La mirada nocturna de las quimeras me hace pensar en los Morlocks de H. G. Wells, quien estando muy ad hoc a su época, gustaba de estipular respecto a nuestra (d)evolución. La primera vez que leí La máquina del tiempo, consideré un poco ridícula la propuesta de que la raza humana se dividiera en los Morlocks subterráneos y los radiantes Elois. Ahora que veo caer los últimos granitos en nuestro reloj medioambiental, no me parece descabellado imaginar un mundo en donde vivir en una superficie respirable e iluminada sea el privilegio del 1%. Sólo que, en vez de que los Elois sean burgueses, serán la élite millonaria. Y los Morlocks seremos el resto de nosotros. Los Elois huirán al espacio y dentro de sus burbujas de oxígeno encontrarán otro tipo de tiempo.

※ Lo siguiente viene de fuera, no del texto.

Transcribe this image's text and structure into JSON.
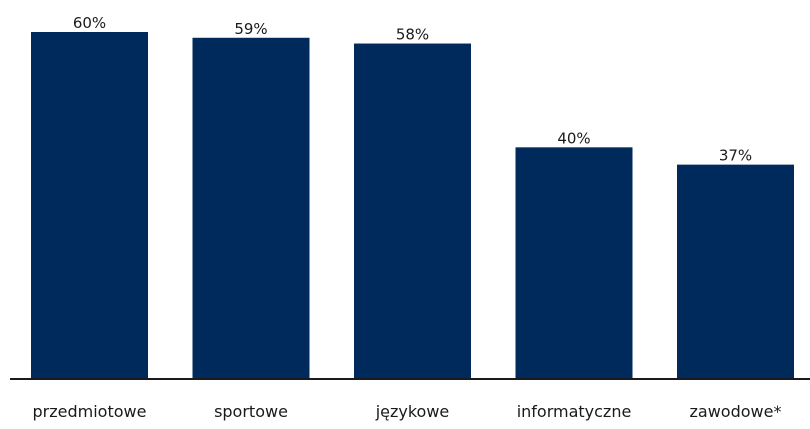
{
  "chart_data": {
    "type": "bar",
    "categories": [
      "przedmiotowe",
      "sportowe",
      "językowe",
      "informatyczne",
      "zawodowe*"
    ],
    "values": [
      60,
      59,
      58,
      40,
      37
    ],
    "value_labels": [
      "60%",
      "59%",
      "58%",
      "40%",
      "37%"
    ],
    "unit": "%",
    "ylim": [
      0,
      60
    ],
    "grid": false,
    "legend": "none",
    "colors": {
      "bar": "#002a5c",
      "axis": "#1a1a1a",
      "text": "#1a1a1a"
    }
  }
}
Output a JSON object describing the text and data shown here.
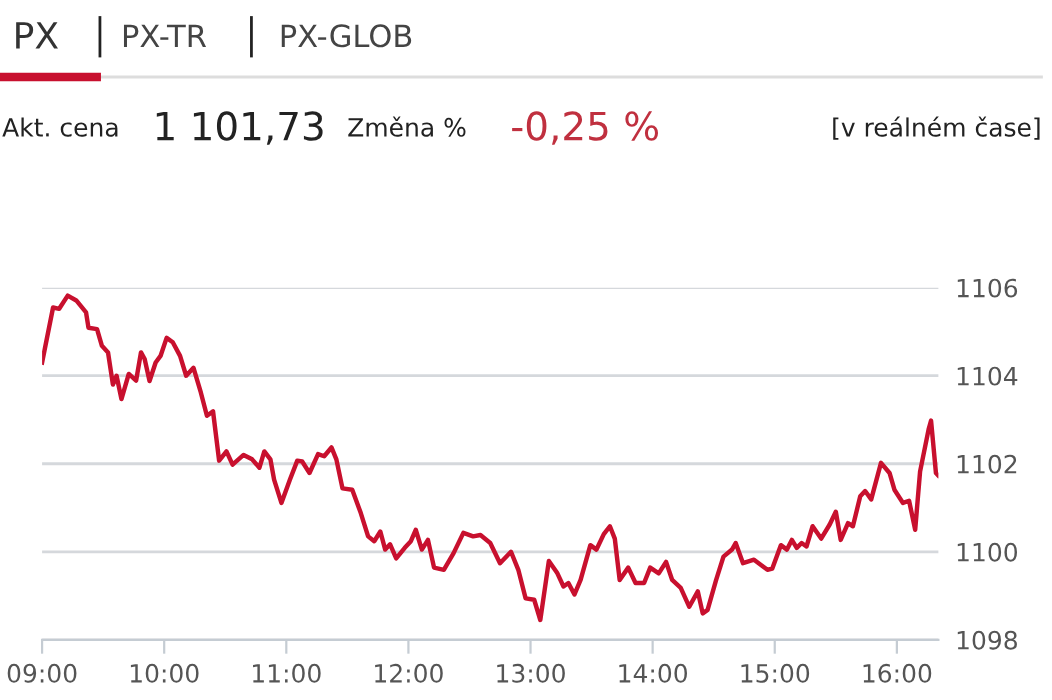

Nosotros nos retiraremos al abismo y la evolución tal vez nos dotará de ojos redondos, grises e inanimados, ojos de quimeras. Entonces, tendremos que elaborar otro sistema para atrapar al tiempo. Uno que, espero, no se divida en días, meses, años; horas, minutos y segundos. Uno que premie la lentitud y nos permita convertirnos en criaturas extraordinarias y longevas. 

 

La mirada nocturna de las quimeras me hace pensar en que, a pesar de que el tiempo sea elusivo y carezca de esquinas, es una fuerza que oprime todo. Pues, aunque el cambio de las quimeras haya sido pequeño a comparación de las criaturas de la superficie, tuvieron que adaptarse a uno de los ambientes más extremos. Los humanos señalamos con un complejo de dios la delicadeza de los ecosistemas y estudiamos con orgullo secreto nuestra capacidad de trastornar bosques kilométricos. Olvidamos la increíble resiliencia de nuestro mundo. Esta misma sensación de excepcionalidad nos llevó a concluir por tanto tiempo que la vida en lugares como las fosas de las Marianas era imposible. La mirada nocturna de las quimeras me hace pensar que, a pesar de la catástrofe climática tan cercana, tal vez podremos sobrevivir y adaptarnos a un mundo oscuro y maldito. Después de todo, llevamos 3.5 billones de años haciéndolo. Sólo el tiempo dirá, pero la cosa del tiempo es que, sin importar su conceptualización, erosiona y cambia.